In 1978, one such family was discovered by a group of geologists in the remote Russian Republic of Khakassia, Siberia. The Lykovs, a family with four children, hadn’t seen other human beings for decades.
Agafia – who is now almost 71 years old – was born in the wilderness, and the geologists were the first outsiders she had ever met. This came as no surprise to the geologists, as the family in the forest looked as though they belonged to the previous century, dressed in homespun clothes and using primitive instruments in their everyday lives.
They were completely self-sufficient and still highly religious. Only three years after they were discovered, three of the children fell ill and died. Agafia, whose father also passed away, is now the only remaining surviver of the now famous family of hermits.

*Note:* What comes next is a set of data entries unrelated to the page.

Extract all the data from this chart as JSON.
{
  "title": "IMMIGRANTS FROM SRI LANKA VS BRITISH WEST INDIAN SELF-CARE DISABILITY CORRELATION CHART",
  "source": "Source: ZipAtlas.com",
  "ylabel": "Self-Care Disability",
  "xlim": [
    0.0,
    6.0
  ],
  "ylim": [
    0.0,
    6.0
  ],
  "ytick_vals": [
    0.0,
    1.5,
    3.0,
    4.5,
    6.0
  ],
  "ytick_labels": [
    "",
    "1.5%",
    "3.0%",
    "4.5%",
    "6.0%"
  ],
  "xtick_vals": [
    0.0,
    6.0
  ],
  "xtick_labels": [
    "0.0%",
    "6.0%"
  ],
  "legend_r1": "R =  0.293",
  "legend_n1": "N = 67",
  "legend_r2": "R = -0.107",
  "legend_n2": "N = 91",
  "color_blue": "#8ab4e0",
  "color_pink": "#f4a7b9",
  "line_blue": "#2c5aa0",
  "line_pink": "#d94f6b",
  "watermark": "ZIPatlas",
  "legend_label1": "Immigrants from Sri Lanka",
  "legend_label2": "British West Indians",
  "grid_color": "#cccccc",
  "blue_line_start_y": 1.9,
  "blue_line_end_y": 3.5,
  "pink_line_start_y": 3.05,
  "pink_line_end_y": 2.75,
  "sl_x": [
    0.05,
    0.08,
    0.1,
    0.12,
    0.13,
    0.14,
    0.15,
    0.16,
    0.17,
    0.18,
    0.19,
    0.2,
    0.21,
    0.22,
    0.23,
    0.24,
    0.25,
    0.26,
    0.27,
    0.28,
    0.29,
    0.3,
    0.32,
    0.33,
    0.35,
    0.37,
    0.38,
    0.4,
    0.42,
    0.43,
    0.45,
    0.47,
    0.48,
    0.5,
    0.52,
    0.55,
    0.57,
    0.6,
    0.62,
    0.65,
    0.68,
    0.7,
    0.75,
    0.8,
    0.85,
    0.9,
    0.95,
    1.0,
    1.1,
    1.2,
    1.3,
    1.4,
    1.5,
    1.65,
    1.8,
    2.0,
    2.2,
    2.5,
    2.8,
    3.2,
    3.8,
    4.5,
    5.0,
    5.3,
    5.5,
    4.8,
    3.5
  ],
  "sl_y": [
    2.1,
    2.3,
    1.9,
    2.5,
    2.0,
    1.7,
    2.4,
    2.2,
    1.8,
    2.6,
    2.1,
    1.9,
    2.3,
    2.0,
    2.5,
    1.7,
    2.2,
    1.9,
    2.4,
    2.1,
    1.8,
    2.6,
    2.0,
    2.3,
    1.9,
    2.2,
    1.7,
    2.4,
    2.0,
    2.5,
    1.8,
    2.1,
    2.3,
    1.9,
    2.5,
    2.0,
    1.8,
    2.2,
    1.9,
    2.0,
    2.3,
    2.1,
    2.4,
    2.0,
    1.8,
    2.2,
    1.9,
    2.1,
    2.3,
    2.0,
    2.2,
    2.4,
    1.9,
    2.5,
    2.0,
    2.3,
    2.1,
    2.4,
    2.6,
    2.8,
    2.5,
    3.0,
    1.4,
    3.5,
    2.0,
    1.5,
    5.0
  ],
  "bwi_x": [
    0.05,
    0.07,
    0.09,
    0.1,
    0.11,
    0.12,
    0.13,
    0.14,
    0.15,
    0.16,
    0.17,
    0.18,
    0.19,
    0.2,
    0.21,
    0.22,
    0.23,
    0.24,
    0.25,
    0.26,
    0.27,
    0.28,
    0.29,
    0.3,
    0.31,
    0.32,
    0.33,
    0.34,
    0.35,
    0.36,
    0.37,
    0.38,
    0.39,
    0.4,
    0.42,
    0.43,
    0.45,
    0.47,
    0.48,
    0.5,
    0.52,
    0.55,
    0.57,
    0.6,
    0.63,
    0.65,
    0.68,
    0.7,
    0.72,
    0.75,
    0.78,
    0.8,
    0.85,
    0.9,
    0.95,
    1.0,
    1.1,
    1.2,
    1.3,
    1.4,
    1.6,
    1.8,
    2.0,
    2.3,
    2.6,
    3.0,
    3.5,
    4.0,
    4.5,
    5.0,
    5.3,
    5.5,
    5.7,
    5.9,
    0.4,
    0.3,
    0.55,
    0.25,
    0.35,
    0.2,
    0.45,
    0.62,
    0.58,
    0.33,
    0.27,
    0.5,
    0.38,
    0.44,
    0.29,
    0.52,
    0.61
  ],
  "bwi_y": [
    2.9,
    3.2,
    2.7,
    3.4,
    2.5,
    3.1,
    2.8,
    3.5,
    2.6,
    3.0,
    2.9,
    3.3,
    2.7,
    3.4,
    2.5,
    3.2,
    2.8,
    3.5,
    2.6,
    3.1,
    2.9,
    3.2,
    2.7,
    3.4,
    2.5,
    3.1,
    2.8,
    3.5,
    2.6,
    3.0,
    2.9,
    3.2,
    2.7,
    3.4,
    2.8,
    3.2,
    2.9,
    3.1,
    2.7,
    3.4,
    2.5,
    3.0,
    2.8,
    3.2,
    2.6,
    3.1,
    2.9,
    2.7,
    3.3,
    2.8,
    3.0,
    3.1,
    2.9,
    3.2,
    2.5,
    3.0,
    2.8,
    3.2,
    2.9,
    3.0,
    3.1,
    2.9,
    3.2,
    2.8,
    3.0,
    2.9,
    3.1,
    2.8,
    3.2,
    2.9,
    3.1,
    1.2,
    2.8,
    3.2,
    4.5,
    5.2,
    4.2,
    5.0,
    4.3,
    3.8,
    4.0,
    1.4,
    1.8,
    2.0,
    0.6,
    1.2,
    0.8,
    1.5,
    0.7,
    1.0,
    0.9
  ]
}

Working hard and praying all day, Agafia now lives on her own in the taiga, with bears trying to reach her humble abode regularly. The only person living nearby is a former drilling geologist, Yerofey Sedov, who was among those who discovered the Lykovs and told the world about them. Now relations between the only neighbors within some 200 miles are somewhat complicated.
Local authorities have tried to help Agafia, but reaching her remote home is quite a challenge. She is in desperate need of a helper, but no one seems willing to be cut off from the rest of the world.